Perilaku itu meliputi korupsi, kolusi, nepotisme, pemerkosaan politik, dan
sebagainya. Kerena itu, sudah saatnya pemerintah dan politisi di negeri ini
harus mengindahkan etika politik. Jika tak mampu berpolitik secara santun,
lebih baik para politisi di negeri ini mundur dan tak perlu bepolitik.
Politik
merupakan cara untuk mencapai tujuan tertentu. Jika cara itu jelek, tentu
sistemnya jelek, jika sistem jelek, maka akan menelurkan tata kehidupan yang
semrawut, begitu pula sebaliknya. Untuk menjaga kesucian dan keperawanan
politik, maka pemerkosaan politik di negeri ini harus segara dihentikan sampai
tuntas dan secepatnya.
Menghentikan
Secara
umum, politik identik dengan Negara, kekuasaan, pengambilan keputusan, dan kebijaksanaan.
Jika dalam sistem Negara ternodai dengan pemerkosaan politik, maka hasilnya
akan semrawut. Padahal, politik memiliki kekuatan yang bisa mengguncangkan
dunia, karena dengan politik, sistem bisa dirubah, regulasi bisa dirubah, dan
sebagainya.
Dalam
akuarium politik, untuk mengentikan pemerkosaan politik perlu dilakukan
beberapa hal. Pertama, kekuasaan/power.
Miriam Budiarjo (2004) mendefinikasikan kekuasaan adalah kemampuan seseorang
atau kelompok untuk mempengaruhi tingkah laku orang atau kelompok lain sesuai dengan
keinginan dari pelaku.

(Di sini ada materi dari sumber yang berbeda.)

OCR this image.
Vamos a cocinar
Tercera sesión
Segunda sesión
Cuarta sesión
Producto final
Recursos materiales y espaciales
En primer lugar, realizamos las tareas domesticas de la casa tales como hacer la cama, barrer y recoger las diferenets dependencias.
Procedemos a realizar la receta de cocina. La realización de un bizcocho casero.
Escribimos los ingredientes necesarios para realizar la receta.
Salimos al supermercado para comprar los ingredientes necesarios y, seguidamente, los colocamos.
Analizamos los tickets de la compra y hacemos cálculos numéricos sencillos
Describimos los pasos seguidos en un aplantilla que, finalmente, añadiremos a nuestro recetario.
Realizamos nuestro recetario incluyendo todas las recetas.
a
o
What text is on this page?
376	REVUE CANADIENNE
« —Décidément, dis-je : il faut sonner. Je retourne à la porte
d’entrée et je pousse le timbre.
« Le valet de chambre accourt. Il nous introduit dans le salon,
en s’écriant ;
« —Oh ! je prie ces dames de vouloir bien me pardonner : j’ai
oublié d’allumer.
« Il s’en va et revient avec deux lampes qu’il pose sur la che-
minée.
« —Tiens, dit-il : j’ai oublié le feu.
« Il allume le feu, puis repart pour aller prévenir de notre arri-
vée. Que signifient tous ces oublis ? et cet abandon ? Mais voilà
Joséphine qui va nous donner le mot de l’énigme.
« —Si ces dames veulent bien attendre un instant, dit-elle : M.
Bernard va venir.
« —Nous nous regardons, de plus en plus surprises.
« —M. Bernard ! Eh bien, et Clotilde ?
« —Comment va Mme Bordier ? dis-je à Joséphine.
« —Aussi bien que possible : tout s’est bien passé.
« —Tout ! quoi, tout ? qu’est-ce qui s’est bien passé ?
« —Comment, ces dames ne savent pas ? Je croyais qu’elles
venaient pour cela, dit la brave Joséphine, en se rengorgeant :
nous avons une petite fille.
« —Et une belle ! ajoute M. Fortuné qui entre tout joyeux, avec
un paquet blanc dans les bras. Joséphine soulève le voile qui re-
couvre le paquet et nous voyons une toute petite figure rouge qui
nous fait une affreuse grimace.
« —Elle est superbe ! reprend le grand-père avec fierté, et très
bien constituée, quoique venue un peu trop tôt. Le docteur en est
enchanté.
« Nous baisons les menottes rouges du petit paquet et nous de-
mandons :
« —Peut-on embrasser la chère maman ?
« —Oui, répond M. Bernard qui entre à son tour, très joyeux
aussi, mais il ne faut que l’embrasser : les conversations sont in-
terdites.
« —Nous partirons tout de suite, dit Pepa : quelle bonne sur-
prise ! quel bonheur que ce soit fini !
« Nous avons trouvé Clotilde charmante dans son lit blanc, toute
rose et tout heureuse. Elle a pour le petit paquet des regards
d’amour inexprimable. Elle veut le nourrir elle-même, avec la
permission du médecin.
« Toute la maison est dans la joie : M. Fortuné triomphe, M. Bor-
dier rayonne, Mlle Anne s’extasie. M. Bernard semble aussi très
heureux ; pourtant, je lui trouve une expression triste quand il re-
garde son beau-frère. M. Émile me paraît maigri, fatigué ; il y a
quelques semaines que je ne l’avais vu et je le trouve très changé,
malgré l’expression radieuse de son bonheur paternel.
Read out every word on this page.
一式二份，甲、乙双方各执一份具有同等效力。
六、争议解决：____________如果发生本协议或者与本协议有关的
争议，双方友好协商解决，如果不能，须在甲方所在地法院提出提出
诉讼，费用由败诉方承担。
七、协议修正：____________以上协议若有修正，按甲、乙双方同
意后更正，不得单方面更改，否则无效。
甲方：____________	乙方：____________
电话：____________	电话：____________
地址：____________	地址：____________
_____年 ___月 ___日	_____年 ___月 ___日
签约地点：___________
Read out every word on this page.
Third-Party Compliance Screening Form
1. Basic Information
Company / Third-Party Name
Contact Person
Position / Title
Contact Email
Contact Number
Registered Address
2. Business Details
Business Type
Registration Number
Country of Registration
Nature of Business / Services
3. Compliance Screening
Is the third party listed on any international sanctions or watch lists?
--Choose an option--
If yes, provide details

Jika ingin menghentikan pemerkosaan politik, maka
pemerintah harus tegas menggunakan kekuasaannya, menindak tegas politisi busuk,
dan sebagainya.
Kedua,
pengambilan keputusan (decision making).
Keputusan di sini ditujukan untuk membuat pilihan diantara beberapa alternatif,
sedangkan istilah pengambilan keputusan menunjukkan pada proses yang terjadi
sampai keputusan itu tercapai. Pengambilan keputusan sebagai konsep pokok dari
politik menyangkut keputusan-keputusan yang diambil secara kolektif dan yang
mengikat seluruh masyarakat.

Artinya, jika ada politis melakukan keputusan
salah, maka pemerintah harus mengambil langkah. Ketiga, kebijakan (policy). Artinya, kebijakan dalam
pemerintah harus pro rakyat, bukan membela para politisi busuk. Keempat,
komitmen pemerintah. Apa pun cara pemerintah untuk menindak tegas politisi
busuk harus dilakukan dengan serius dan konsisten.

Selama
ini sudah banyak tindakan pemerintah untuk menghentikan pemerkosaan politik.
Namun, masih banyak politisi yang memerkosa politik seenaknya sendiri. Karena
itu, pemerintah perlu menindak tegas siapa saja yang melakukan pemerkosaan
politik, kepada siapa saja, kapan pun dan di mana pun. Jika tidak, maka jangan
harap demokrasi Negara ini akan tetap kokoh.